Cuba honors Fidel Castro on National Rebellion Day
HAVANA,July 27th (EFE) Cuba celebrates Tuesday its National Rebellion Day, one of the most important events on the country’s revolutionary calendar, with massive festivities in the central Cuban city of Sancti Spiritus honoring the ex-president and “historic leader of the revolution,” Fidel Castro, as his 90th birthday approaches.
Cuban President Raul Castro, wearing his military uniform, presided over the ceremony, which recalls the failed attack on the Moncada Barracks 63 years ago, and at which he was accompanied by top government and Communist Party (PCC) leaders, including the party’s No. 2 official, Jose Ramon Machado Ventura.
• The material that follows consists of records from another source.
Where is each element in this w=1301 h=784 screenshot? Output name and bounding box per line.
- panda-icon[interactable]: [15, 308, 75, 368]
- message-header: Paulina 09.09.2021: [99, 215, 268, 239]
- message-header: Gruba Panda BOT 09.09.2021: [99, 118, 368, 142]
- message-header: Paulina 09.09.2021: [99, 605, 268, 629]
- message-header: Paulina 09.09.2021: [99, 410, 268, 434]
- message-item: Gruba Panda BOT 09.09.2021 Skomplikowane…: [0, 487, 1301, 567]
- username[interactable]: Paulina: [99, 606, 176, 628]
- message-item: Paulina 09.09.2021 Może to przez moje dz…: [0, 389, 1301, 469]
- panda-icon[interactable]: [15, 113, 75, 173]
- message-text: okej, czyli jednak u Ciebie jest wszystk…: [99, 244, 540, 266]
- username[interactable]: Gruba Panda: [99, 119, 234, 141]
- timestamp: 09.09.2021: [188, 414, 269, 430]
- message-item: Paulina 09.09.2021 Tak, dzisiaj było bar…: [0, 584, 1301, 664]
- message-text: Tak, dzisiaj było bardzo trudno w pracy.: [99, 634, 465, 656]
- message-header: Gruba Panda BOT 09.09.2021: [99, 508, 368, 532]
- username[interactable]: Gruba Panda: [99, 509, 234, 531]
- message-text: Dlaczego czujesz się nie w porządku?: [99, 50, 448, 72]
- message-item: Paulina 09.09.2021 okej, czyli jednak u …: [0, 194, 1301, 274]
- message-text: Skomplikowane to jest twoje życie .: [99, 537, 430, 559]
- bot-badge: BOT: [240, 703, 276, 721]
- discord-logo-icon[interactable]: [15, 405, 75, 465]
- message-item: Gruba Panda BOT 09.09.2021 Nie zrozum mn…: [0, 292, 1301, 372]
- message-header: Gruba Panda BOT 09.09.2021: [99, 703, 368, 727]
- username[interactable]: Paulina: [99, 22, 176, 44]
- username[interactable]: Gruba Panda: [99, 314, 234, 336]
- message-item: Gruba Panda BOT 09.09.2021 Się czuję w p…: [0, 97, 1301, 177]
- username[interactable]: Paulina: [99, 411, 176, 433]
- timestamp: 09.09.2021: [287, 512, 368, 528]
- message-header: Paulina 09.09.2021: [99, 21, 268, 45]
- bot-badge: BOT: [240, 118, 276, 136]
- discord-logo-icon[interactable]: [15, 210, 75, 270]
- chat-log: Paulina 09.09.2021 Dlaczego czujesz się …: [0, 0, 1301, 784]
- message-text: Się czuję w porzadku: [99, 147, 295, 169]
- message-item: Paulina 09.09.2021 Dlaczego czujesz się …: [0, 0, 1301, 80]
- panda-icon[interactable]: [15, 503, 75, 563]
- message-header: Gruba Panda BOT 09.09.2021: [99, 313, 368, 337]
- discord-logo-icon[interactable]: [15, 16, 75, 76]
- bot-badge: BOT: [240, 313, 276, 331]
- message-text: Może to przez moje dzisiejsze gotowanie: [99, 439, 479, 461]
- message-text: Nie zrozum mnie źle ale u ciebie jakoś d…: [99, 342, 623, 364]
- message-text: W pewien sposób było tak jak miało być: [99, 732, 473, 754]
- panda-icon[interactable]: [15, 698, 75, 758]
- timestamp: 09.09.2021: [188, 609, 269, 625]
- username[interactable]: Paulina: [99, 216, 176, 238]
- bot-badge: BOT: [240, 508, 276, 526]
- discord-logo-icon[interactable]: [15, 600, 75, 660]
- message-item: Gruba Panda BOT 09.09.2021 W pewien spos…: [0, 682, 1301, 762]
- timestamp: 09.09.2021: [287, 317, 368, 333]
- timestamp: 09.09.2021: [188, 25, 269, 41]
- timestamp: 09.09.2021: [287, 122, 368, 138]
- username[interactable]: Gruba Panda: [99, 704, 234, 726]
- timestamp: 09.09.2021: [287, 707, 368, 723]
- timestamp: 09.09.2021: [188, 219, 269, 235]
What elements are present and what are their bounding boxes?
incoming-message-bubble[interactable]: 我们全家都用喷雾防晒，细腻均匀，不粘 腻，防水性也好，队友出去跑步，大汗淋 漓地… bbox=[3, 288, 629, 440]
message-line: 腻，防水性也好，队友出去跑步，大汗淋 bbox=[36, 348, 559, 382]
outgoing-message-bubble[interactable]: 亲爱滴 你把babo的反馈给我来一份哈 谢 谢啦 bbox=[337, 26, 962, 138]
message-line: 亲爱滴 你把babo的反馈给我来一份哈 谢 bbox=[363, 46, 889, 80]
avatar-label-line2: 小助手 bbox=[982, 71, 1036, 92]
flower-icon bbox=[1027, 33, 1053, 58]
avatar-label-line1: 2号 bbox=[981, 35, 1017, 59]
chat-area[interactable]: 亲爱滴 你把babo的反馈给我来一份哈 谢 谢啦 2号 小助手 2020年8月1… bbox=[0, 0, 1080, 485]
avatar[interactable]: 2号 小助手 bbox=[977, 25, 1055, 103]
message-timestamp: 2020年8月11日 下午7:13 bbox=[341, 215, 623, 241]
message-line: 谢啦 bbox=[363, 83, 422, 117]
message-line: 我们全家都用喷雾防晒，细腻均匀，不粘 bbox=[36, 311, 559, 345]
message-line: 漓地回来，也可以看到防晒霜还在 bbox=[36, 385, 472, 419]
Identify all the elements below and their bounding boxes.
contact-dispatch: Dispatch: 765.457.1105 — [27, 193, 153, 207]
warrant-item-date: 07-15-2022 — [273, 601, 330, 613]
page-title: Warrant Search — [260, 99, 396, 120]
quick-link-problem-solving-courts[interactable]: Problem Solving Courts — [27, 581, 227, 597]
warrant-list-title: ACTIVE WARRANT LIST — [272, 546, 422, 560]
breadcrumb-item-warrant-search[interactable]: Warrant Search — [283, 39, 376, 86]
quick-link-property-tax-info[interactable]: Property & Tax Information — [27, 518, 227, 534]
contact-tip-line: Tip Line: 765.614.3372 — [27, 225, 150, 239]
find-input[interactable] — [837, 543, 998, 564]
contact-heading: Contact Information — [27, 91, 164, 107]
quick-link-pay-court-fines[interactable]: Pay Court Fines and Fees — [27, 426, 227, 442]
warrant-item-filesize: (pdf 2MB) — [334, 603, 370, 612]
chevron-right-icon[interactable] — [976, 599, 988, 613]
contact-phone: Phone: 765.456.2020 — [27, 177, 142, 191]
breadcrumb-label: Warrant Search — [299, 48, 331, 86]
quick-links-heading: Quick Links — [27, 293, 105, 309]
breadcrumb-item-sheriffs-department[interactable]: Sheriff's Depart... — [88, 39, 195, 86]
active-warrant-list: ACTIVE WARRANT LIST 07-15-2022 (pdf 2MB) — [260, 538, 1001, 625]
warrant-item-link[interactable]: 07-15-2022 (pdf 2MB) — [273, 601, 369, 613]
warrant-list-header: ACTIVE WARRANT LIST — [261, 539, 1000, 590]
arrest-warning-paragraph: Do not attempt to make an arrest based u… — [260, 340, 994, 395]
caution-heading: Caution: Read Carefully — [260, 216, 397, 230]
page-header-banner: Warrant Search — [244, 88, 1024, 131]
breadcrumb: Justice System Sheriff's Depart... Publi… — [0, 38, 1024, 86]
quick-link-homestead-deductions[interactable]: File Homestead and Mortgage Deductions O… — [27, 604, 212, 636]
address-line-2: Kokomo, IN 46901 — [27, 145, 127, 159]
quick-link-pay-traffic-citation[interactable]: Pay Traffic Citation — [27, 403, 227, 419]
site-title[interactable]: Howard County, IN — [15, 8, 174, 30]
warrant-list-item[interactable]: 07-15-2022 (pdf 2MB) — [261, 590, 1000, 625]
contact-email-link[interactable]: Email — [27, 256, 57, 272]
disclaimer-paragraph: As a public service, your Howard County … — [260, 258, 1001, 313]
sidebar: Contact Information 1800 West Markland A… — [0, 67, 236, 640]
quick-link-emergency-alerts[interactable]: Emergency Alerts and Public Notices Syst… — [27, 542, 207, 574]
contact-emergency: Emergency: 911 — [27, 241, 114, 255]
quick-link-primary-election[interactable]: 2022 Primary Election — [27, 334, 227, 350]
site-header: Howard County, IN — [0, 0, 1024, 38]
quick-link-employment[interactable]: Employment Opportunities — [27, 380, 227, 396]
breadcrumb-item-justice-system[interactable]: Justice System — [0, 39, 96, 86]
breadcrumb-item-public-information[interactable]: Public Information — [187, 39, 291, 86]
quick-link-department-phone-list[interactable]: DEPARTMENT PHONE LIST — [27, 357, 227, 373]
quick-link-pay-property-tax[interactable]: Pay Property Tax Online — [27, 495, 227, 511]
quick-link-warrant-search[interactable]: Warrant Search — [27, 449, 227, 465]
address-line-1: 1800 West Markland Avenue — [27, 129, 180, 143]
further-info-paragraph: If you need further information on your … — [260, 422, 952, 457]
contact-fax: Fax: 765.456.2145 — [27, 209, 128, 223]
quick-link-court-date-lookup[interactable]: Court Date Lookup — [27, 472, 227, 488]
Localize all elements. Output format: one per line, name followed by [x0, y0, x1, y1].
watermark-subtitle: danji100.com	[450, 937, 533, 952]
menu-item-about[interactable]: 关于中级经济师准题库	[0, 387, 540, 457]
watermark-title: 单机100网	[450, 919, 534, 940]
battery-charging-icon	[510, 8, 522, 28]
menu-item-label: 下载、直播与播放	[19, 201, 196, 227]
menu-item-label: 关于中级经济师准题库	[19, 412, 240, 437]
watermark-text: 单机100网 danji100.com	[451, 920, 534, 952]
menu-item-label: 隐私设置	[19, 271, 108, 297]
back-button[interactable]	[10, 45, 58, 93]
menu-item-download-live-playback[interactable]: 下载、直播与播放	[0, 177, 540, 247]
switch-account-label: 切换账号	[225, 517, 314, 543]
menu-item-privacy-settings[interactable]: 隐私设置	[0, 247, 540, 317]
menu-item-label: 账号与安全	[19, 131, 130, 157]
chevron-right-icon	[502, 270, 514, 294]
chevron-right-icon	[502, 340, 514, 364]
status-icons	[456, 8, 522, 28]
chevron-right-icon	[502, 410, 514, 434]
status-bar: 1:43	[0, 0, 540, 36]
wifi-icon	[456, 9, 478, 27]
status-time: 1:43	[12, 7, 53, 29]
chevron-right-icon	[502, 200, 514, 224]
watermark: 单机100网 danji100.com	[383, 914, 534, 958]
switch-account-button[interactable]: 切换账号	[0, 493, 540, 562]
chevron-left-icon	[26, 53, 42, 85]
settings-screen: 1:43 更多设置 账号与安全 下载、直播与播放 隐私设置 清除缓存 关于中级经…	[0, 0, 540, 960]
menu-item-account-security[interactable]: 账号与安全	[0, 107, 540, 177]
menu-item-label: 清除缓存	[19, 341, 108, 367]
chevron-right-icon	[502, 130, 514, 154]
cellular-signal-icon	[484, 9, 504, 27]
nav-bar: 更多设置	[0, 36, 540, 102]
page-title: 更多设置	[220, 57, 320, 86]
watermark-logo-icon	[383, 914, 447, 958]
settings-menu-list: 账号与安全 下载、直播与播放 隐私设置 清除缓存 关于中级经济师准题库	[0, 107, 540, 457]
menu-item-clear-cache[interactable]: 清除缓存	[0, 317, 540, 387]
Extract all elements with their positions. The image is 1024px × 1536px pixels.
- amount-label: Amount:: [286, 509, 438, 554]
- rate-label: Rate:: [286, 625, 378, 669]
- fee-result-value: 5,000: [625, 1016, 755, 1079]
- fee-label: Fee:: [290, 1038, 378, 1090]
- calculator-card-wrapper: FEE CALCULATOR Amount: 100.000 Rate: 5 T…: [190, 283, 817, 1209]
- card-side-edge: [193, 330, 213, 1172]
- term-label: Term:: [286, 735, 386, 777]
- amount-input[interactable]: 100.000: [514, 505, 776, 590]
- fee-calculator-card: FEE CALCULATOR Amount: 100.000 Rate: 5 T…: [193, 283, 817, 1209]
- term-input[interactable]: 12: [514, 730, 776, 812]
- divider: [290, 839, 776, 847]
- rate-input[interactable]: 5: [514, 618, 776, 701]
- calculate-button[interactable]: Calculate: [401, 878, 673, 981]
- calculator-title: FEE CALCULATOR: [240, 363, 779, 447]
Machado Ventura, who gave the main speech of the occasion, began by sending “on this day of such special significance” the “warmest greetings to comrade Fidel Castro, historic leader of the revolution, as he nears his 90th birthday,” to which the public responded with cries of “Viva Fidel!”
The PCC’s second secretary also assured Cuba’s revolutionary leader of the Cuban people’s “commitment to remain faithful to the ideas you fought for all your life,” and said they “will always keep alive the spirit of resistance, dialectical thinking and faith in victory that you instilled in us with your example.”
He also recalled the speech Fidel gave in the same Serafin Sanchez Plaza in Sancti Spiritus during the celebration on July 26, 1986, when the revolutionary leader – who will turn 90 next Aug.13 – called on Cubans to consider work the basis of prosperity.
Tuesday’s political and cultural event included music and dance performances and was attended by combatants of the rebel army and participants in the failed attack of July 26, together with members of international brigades expressing their solidarity with Cuba.
Cuba’s National Rebellion Day celebrates the first armed action led by Fidel Castro, on July 26, 1953, against the Fulgencio Batista regime, when he attacked the Moncada Barracks in Santiago de Cuba.
Though the attack failed and the rebels were either killed or captured, the date is officially regarded as the beginning of the revolution that brought Fidel Castro to power on Jan. 1, 1959, and is celebrated with massive political events, at which the nation’s president is usually the principal speaker.
But since he took office in 2006 to substitute his brother Fidel, who stepped down because of illness, Raul Castro, 85, has delegated that responsibility to others on several occasions over the past few years.